Je mehr durch die formale Meditationspraxis Entspannung und Geistesruhe für Sie zu vertrauten Zuständen werden, desto müheloser stehen sie Ihnen zur Verfügung, wenn Sie ihrer bedürfen. Wenn Sie also unter Druck stehen, dürfen Sie sich nunmehr vom Stress wie von einer Welle tragen lassen. Sie müssen Ihre Reaktionen weder unterdrücken noch vor deren Auslösern Reißaus nehmen. Es werden noch immer etliche dieser Stresswellen vor Ihnen auftauchen, aber weit weniger als zu der Zeit, als Sie noch gänzlich den eigenen Reaktionsmustern ausgeliefert waren.

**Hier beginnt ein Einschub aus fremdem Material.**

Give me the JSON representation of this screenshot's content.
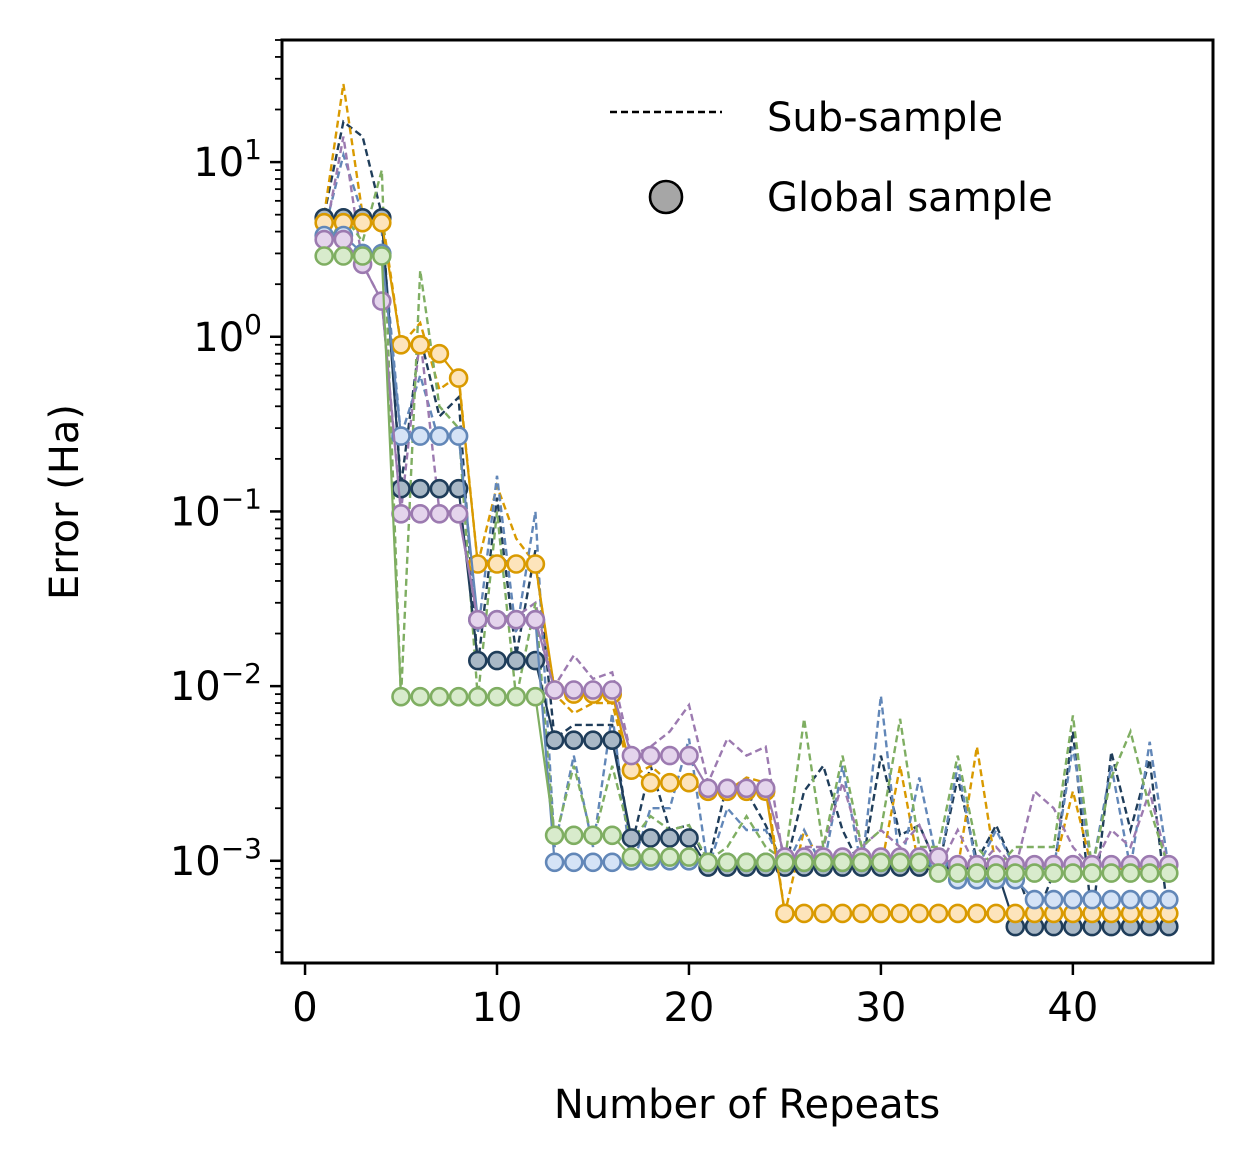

Wie schon gesagt, geht es beim Erlernen des achtsamen Umgangs mit inneren und äußeren Stressfaktoren nicht darum, nie wieder impulsiv zu reagieren oder seine Emotionen zu unterdrücken. Es wird auch weiterhin Momente des Zorns, der Angst und des Kummers geben. Der springende Punkt ist zu lernen, wie man mit seinen emotionalen und körperlichen Reaktionen arbeitet, damit sie weniger Macht über uns haben und uns so mehr Spielraum für klare und effektive Handlungsentscheidungen lassen.
Wie sich eine Situation im Einzelnen darstellt, hängt von der Tragweite des Geschehens ab und davon, was es für uns persönlich bedeutet. Es ist nicht möglich, sich im Voraus einen Plan zurechtzulegen, der für alle erdenklichen Stresssituationen Strategien vorgibt. Mit Stress umzugehen heißt, in jedem Augenblick achtsam zu sein und den Moment so anzunehmen, wie er sich darbietet. Dazu muss man sich auf das eigene Gespür für die Situation verlassen können und auf seine Fähigkeit vertrauen, jeden Augenblick auf neue und kreative Weise zu betrachten und zu gestalten. So werden alle Stresssituationen zu Gelegenheiten, noch unbekanntes Terrain zu erkunden. Vielleicht weiß man bisher nur, dass man nicht mehr in der hergebrachten Weise
reagieren
will, ohne schon eine Idee davon zu haben, was es bedeutet, mit einer Situation auf neue und andere Weise
umzugehen.
Kein Moment gleicht völlig dem anderen, und es hängt von den jeweiligen Umständen ab, welchen Gestaltungsspielraum ein jeder Augenblick bietet. In jeder Situation aber kann man, wenn man ihr mit Achtsamkeit begegnet, sich seines gesamten inneren Potenzials versichern und die Freiheit der Kreativität erfahren. Eine achtsame Lebensführung erlaubt es, sogar in den schwierigsten Momenten vollkommen geistesgegenwärtig zu sein. Mit Achtsamkeit und Präsenz sind wir in der Lage, die ganze Katastrophe des Lebens bereitwillig anzunehmen, um sie hier und jetzt zu bestehen. Manchmal wird, was uns plagt, damit leichter, manchmal auch nicht. Aber selbst inmitten von Leid und Schmerz bietet die Achtsamkeit eine besondere Art von Trost, einen Trost der Weisheit und des tiefen Vertrauens: den Trost,
ganz
zu sein.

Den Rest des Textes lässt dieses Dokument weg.